A House Republican offers this GOP spin, per Mike Allen:
“President Obama blew up any chance of a bigger agreement with his insistence on tax hikes and by backing away from some of the serious structural entitlement reforms he agreed to rhetorically. He has only himself to blame. The President desperately wants a large debt limit increase that will take him past the next presidential election. Republicans will not give him a $2.4 trillion blank check he can use throughout his re-election campaign to continue the spending binge that has driven our nation to the brink of a job-destroying downgrade and default.
“He is trying to set up a no-win situation for taxpayers: either he gets his $2.4 trillion blank check, or America defaults. Republicans will put forward a responsible, common-sense proposal that reflects the principles of Cut, Cap and Balance and which can pass both chambers.

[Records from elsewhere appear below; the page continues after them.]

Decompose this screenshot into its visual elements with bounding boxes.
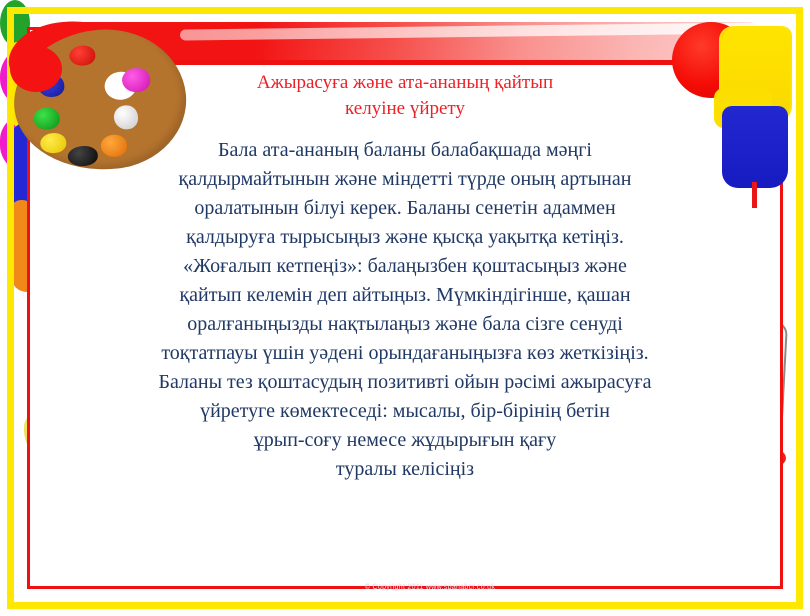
body-line: қалдырмайтынын және міндетті түрде оның … (60, 165, 750, 194)
paint-blob-green-icon (0, 0, 30, 46)
title-line: Ажырасуға және ата-ананың қайтып (60, 70, 750, 96)
page-title: Ажырасуға және ата-ананың қайтып келуіне… (60, 70, 750, 122)
body-line: ұрып-соғу немесе жұдырығын қағу (60, 426, 750, 455)
body-line: қалдыруға тырысыңыз және қысқа уақытқа к… (60, 223, 750, 252)
body-line: оралғаныңызды нақтылаңыз және бала сізге… (60, 310, 750, 339)
body-line: Бала ата-ананың баланы балабақшада мәңгі (60, 136, 750, 165)
copyright-watermark: © Copyright 2011 www.spanabcr.co.uk (330, 584, 530, 596)
body-line: үйретуге көмектеседі: мысалы, бір-біріні… (60, 397, 750, 426)
body-line: «Жоғалып кетпеңіз»: балаңызбен қоштасыңы… (60, 252, 750, 281)
body-line: туралы келісіңіз (60, 455, 750, 484)
title-line: келуіне үйрету (60, 96, 750, 122)
poster-content: Ажырасуға және ата-ананың қайтып келуіне… (60, 70, 750, 484)
body-line: оралатынын білуі керек. Баланы сенетін а… (60, 194, 750, 223)
poster-canvas: Ажырасуға және ата-ананың қайтып келуіне… (0, 0, 810, 616)
body-line: қайтып келемін деп айтыңыз. Мүмкіндігінш… (60, 281, 750, 310)
body-line: тоқтатпауы үшін уәдені орындағаныңызға к… (60, 339, 750, 368)
body-text: Бала ата-ананың баланы балабақшада мәңгі… (60, 136, 750, 484)
body-line: Баланы тез қоштасудың позитивті ойын рәс… (60, 368, 750, 397)
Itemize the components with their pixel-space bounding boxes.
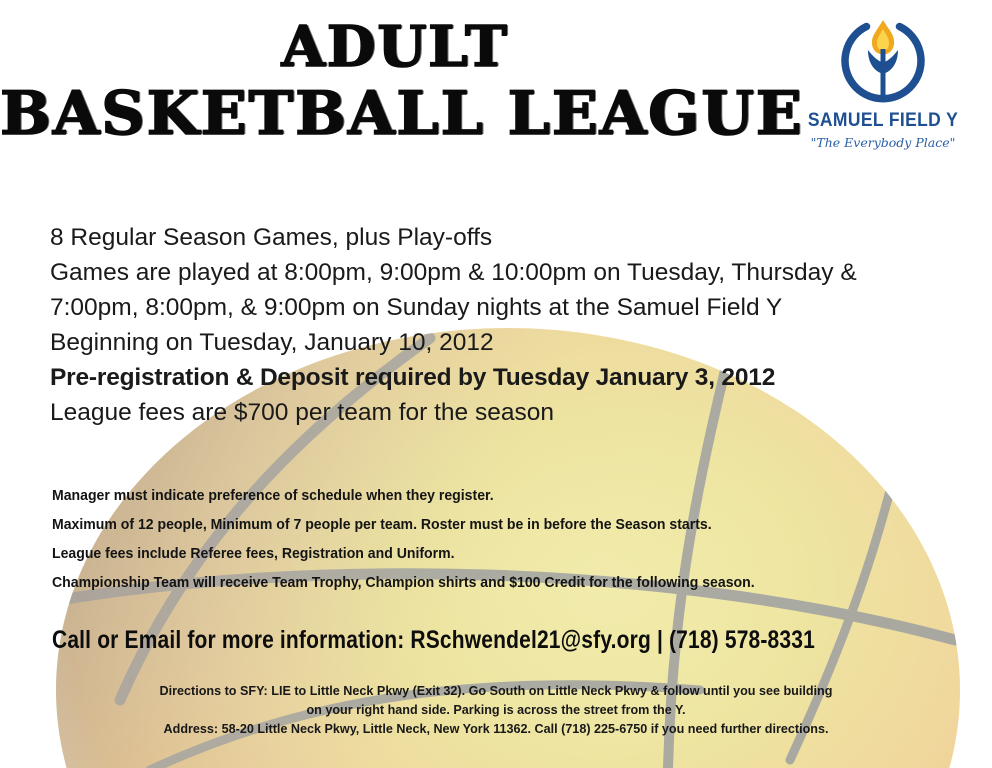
rules-block: Manager must indicate preference of sche… — [52, 482, 982, 598]
y-flame-circle-icon — [833, 16, 933, 108]
logo-tagline-text: "The Everybody Place" — [800, 135, 966, 150]
directions-line-route: Directions to SFY: LIE to Little Neck Pk… — [0, 682, 992, 701]
rule-line-manager-preference: Manager must indicate preference of sche… — [52, 482, 954, 511]
info-line-league-fees: League fees are $700 per team for the se… — [50, 395, 970, 430]
directions-line-parking: on your right hand side. Parking is acro… — [0, 701, 992, 720]
contact-call-or-email[interactable]: Call or Email for more information: RSch… — [52, 624, 833, 656]
flyer-page: ADULT BASKETBALL LEAGUE SAMUEL FIELD Y "… — [0, 0, 992, 768]
info-line-game-times-a: Games are played at 8:00pm, 9:00pm & 10:… — [50, 255, 970, 290]
page-title: ADULT BASKETBALL LEAGUE — [0, 18, 790, 147]
rule-line-championship-prize: Championship Team will receive Team Trop… — [52, 569, 954, 598]
logo-name-text: SAMUEL FIELD Y — [807, 110, 960, 132]
info-line-start-date: Beginning on Tuesday, January 10, 2012 — [50, 325, 970, 360]
title-line-adult: ADULT — [0, 18, 790, 77]
directions-line-address: Address: 58-20 Little Neck Pkwy, Little … — [0, 720, 992, 739]
info-line-game-times-b: 7:00pm, 8:00pm, & 9:00pm on Sunday night… — [50, 290, 970, 325]
directions-block: Directions to SFY: LIE to Little Neck Pk… — [0, 682, 992, 739]
samuel-field-y-logo: SAMUEL FIELD Y "The Everybody Place" — [800, 16, 966, 150]
title-line-basketball-league: BASKETBALL LEAGUE — [0, 83, 790, 147]
league-details-block: 8 Regular Season Games, plus Play-offs G… — [50, 220, 970, 430]
info-line-season-games: 8 Regular Season Games, plus Play-offs — [50, 220, 970, 255]
info-line-preregistration: Pre-registration & Deposit required by T… — [50, 360, 970, 395]
rule-line-fee-inclusions: League fees include Referee fees, Regist… — [52, 540, 954, 569]
contact-block: Call or Email for more information: RSch… — [52, 624, 982, 656]
rule-line-roster-size: Maximum of 12 people, Minimum of 7 peopl… — [52, 511, 954, 540]
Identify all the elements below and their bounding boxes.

As the deadline approaches it would be inexcusable and indefensible for the President to veto a plan that preserves the full faith and credit of the United States simply because it's inconvenient to his re-election campaign.”
Even by the standard of political spin, this is really pretty amazing. Consider some of the Alice-in-Wonderland assertions here. Obama acceded to large cuts in discretionary and entitlement spending in return for much smaller tax hikes that are scheduled to occur anyway. The Republican aide presents this as Obama blowing up the deal. Obama blew up the deal, by insisting on giving 80% instead of 100%.

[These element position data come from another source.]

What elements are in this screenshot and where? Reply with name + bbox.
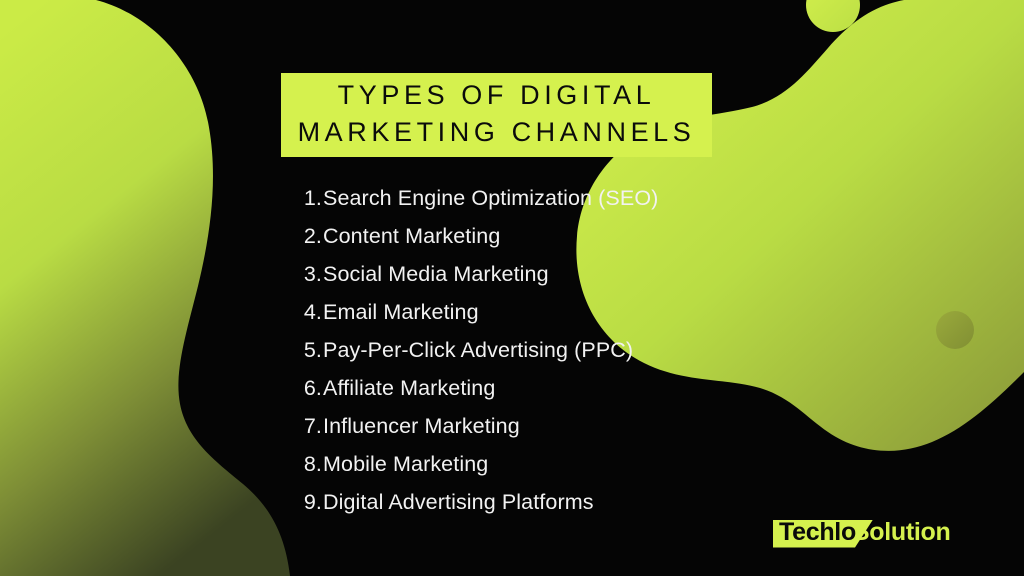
content-layer: TYPES OF DIGITAL MARKETING CHANNELS 1. S…	[0, 0, 1024, 576]
list-item-number: 8.	[296, 452, 322, 477]
list-item-number: 2.	[296, 224, 322, 249]
brand-logo: Techlo Solution	[773, 513, 951, 551]
list-item-number: 7.	[296, 414, 322, 439]
list-item-label: Influencer Marketing	[323, 414, 520, 439]
list-item-number: 1.	[296, 186, 322, 211]
slide-title: TYPES OF DIGITAL MARKETING CHANNELS	[281, 73, 712, 157]
slide-canvas: TYPES OF DIGITAL MARKETING CHANNELS 1. S…	[0, 0, 1024, 576]
list-item-number: 9.	[296, 490, 322, 515]
list-item-label: Affiliate Marketing	[323, 376, 495, 401]
list-item-label: Content Marketing	[323, 224, 500, 249]
list-item: 4. Email Marketing	[296, 300, 716, 338]
channel-list: 1. Search Engine Optimization (SEO) 2. C…	[296, 186, 716, 528]
list-item: 7. Influencer Marketing	[296, 414, 716, 452]
list-item: 2. Content Marketing	[296, 224, 716, 262]
list-item-label: Search Engine Optimization (SEO)	[323, 186, 658, 211]
list-item: 5. Pay-Per-Click Advertising (PPC)	[296, 338, 716, 376]
list-item-label: Digital Advertising Platforms	[323, 490, 594, 515]
list-item-number: 4.	[296, 300, 322, 325]
logo-primary-text: Techlo	[773, 517, 858, 548]
list-item: 3. Social Media Marketing	[296, 262, 716, 300]
list-item: 1. Search Engine Optimization (SEO)	[296, 186, 716, 224]
list-item-label: Mobile Marketing	[323, 452, 488, 477]
list-item: 6. Affiliate Marketing	[296, 376, 716, 414]
list-item-label: Email Marketing	[323, 300, 479, 325]
title-line-2: MARKETING CHANNELS	[298, 114, 696, 151]
list-item-label: Pay-Per-Click Advertising (PPC)	[323, 338, 633, 363]
logo-primary-mark: Techlo	[773, 517, 858, 548]
list-item-label: Social Media Marketing	[323, 262, 549, 287]
list-item: 8. Mobile Marketing	[296, 452, 716, 490]
title-line-1: TYPES OF DIGITAL	[338, 77, 656, 114]
list-item-number: 6.	[296, 376, 322, 401]
list-item-number: 3.	[296, 262, 322, 287]
list-item-number: 5.	[296, 338, 322, 363]
list-item: 9. Digital Advertising Platforms	[296, 490, 716, 528]
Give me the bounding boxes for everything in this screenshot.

Next we have the claim that the debt ceiling increase is a "blank check." Oh, really? You mean, once the debt ceiling is higher, Obama can spend as much money he wants on anything at all? No, I'm pretty sure Congress has to appropriate the money.

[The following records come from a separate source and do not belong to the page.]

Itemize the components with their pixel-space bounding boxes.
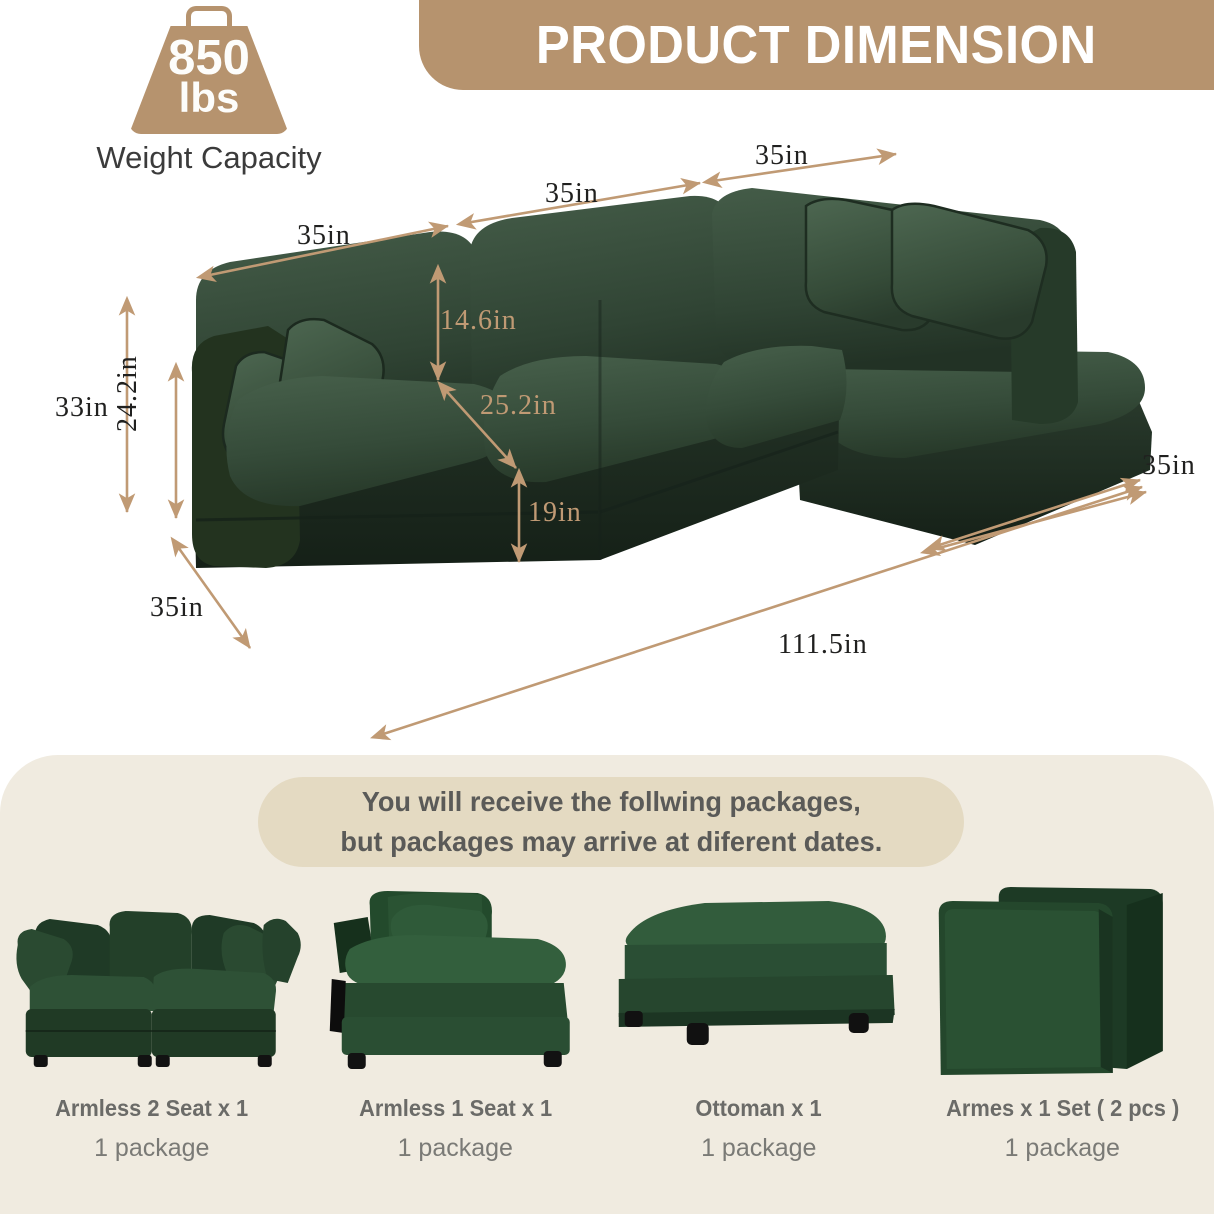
dim-label-seat-depth: 25.2in bbox=[480, 390, 557, 422]
package-subtitle: 1 package bbox=[398, 1134, 513, 1163]
dim-label-back-mid-width: 35in bbox=[545, 178, 599, 210]
package-title: Ottoman x 1 bbox=[696, 1095, 822, 1122]
armless-1-seat-image bbox=[304, 883, 608, 1083]
dim-label-side-depth-right: 35in bbox=[1142, 450, 1196, 482]
package-title: Armless 1 Seat x 1 bbox=[359, 1095, 552, 1122]
package-title: Armes x 1 Set ( 2 pcs ) bbox=[946, 1095, 1179, 1122]
dim-label-side-depth-left: 35in bbox=[150, 592, 204, 624]
packages-notice: You will receive the follwing packages, … bbox=[258, 777, 964, 867]
sofa-dimension-illustration bbox=[0, 0, 1214, 760]
packages-list: Armless 2 Seat x 1 1 package bbox=[0, 883, 1214, 1183]
armless-2-seat-image bbox=[0, 883, 304, 1083]
dim-label-overall-length: 111.5in bbox=[778, 629, 868, 661]
ottoman-image bbox=[607, 883, 911, 1083]
packages-panel: You will receive the follwing packages, … bbox=[0, 755, 1214, 1214]
package-item-arms-set: Armes x 1 Set ( 2 pcs ) 1 package bbox=[911, 883, 1214, 1183]
package-item-armless-2-seat: Armless 2 Seat x 1 1 package bbox=[0, 883, 304, 1183]
dim-label-seat-height: 19in bbox=[528, 497, 582, 529]
dim-label-overall-height: 33in bbox=[55, 392, 109, 424]
dim-label-arm-height: 24.2in bbox=[112, 355, 144, 432]
package-subtitle: 1 package bbox=[701, 1134, 816, 1163]
dim-label-back-left-width: 35in bbox=[297, 220, 351, 252]
package-subtitle: 1 package bbox=[1005, 1134, 1120, 1163]
package-title: Armless 2 Seat x 1 bbox=[55, 1095, 248, 1122]
package-subtitle: 1 package bbox=[94, 1134, 209, 1163]
packages-notice-line-1: You will receive the follwing packages, bbox=[361, 782, 860, 822]
infographic-canvas: PRODUCT DIMENSION 850 lbs Weight Capacit… bbox=[0, 0, 1214, 1214]
arms-set-image bbox=[911, 883, 1214, 1083]
dim-label-back-right-width: 35in bbox=[755, 140, 809, 172]
dim-label-backrest-height: 14.6in bbox=[440, 305, 517, 337]
packages-notice-line-2: but packages may arrive at diferent date… bbox=[340, 822, 882, 862]
package-item-ottoman: Ottoman x 1 1 package bbox=[607, 883, 911, 1183]
package-item-armless-1-seat: Armless 1 Seat x 1 1 package bbox=[304, 883, 608, 1183]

And then, piggybacking on this bizarre counterfactual assertion, the ultimate Orwellism: "He is trying to set up a no-win situation for taxpayers: either he gets his $2.4 trillion blank check, or America defaults." First he's defined a debt ceiling hike as a "blank check." Now it's Obama who's setting up a devil's choice of a blank check or default. But the choice between raising the debt ceiling and defaulting is literally the definitional nature of the debt ceiling. That's not Obama's choice. Indeed, nobody in politics ever considered it a choice at all until the House Republicans viewed it as an opportunity to take the economy hostage.
I suspect the House republican believes very little of this spin. It is a measure of how far the GOP has to go in order to present itself as the innocent party in a hostage crisis it initiated and has deepened by refusing to accept as payment anything short of the total ratification of its governing agenda.